There is still quite a bit of deep pitting that I am pretty sure will not come out even if I keep sanding the rest of the month. But since this is my first time doing this sort of thing, I'm in need of some advice.
Should I keep going with 180grit, or call it good and deal with the pitting that remains and continue on with the sanding progression?
11-22-2009, 08:02 PM
I would give it a bit more sanding. Some of those really deep ones will stay, but you should be able to get rid of those shallow ones.
11-22-2009, 08:19 PM
Well it is a pit not a hole . . . so it my be down to what you can live with. I've been using some scotchbrite dremel wheels . . . a little bit quicker than hand sanding but you need to be careful. (means I like them)
11-22-2009, 09:07 PM
Keep sanding little padawan.
And keep switching out the used up sandpaper.
11-23-2009, 05:59 AM
I also find that a particular grit looses its effectiveness after a while. So if you are using 120 and find it isn't removing metal, polish out the 120 scratches with some 200. Then go back to the 120.
it'll be faster if you get coarser sandpaper.
11-24-2009, 07:28 PM
You have to understand the steel is hardened, the sandpaper will wear out quickly and you find yourself unconsciously applying more pressure to get the paper to “cut” like it was when fresh. Add to that, the only way to remove the pits is to remove good hardened steel around the pit.

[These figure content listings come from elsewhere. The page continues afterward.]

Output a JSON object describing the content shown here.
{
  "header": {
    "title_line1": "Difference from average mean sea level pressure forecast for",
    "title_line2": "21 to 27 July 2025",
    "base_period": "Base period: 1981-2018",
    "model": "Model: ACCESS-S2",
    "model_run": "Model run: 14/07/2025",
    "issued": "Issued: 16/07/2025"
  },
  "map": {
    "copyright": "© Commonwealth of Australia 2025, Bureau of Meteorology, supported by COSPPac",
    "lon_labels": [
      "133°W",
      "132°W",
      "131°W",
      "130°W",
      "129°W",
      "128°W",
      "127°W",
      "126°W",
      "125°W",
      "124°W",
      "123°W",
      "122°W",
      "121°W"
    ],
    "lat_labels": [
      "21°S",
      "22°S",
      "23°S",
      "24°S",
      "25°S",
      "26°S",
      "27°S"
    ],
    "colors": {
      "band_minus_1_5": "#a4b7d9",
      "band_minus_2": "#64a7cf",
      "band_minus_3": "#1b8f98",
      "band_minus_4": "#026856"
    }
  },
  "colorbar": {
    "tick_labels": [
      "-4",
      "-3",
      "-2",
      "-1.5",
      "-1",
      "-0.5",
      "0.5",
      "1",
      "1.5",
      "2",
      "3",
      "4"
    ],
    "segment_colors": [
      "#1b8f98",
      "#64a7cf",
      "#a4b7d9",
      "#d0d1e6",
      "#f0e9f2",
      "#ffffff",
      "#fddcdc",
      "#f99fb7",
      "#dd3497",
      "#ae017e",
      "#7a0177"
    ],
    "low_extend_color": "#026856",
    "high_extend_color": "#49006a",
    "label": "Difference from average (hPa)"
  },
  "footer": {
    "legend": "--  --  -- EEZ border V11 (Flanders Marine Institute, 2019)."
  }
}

Cut the sheet into smaller strips and just pick up a fresh strip when the current one is spent and continue… you will know the paper is spent when it starts to “slide” instead of “biting” the steel... get used to that feeling and hand-sanding may be more bearable.
11-25-2009, 05:55 AM
Yes, there are diminishing returns. I'd say it's at about the two hour point.
After you have done a couple, you will know which bladesare worth the effort.
The one you are working on looks to be worth the effort. The only bit that really matters is if there is pitting at or near the shaving edge. Such a razor is usually useless and beyond renovation.
11-25-2009, 11:14 AM
I used flitz as a slurry and it helped cut and polish faster.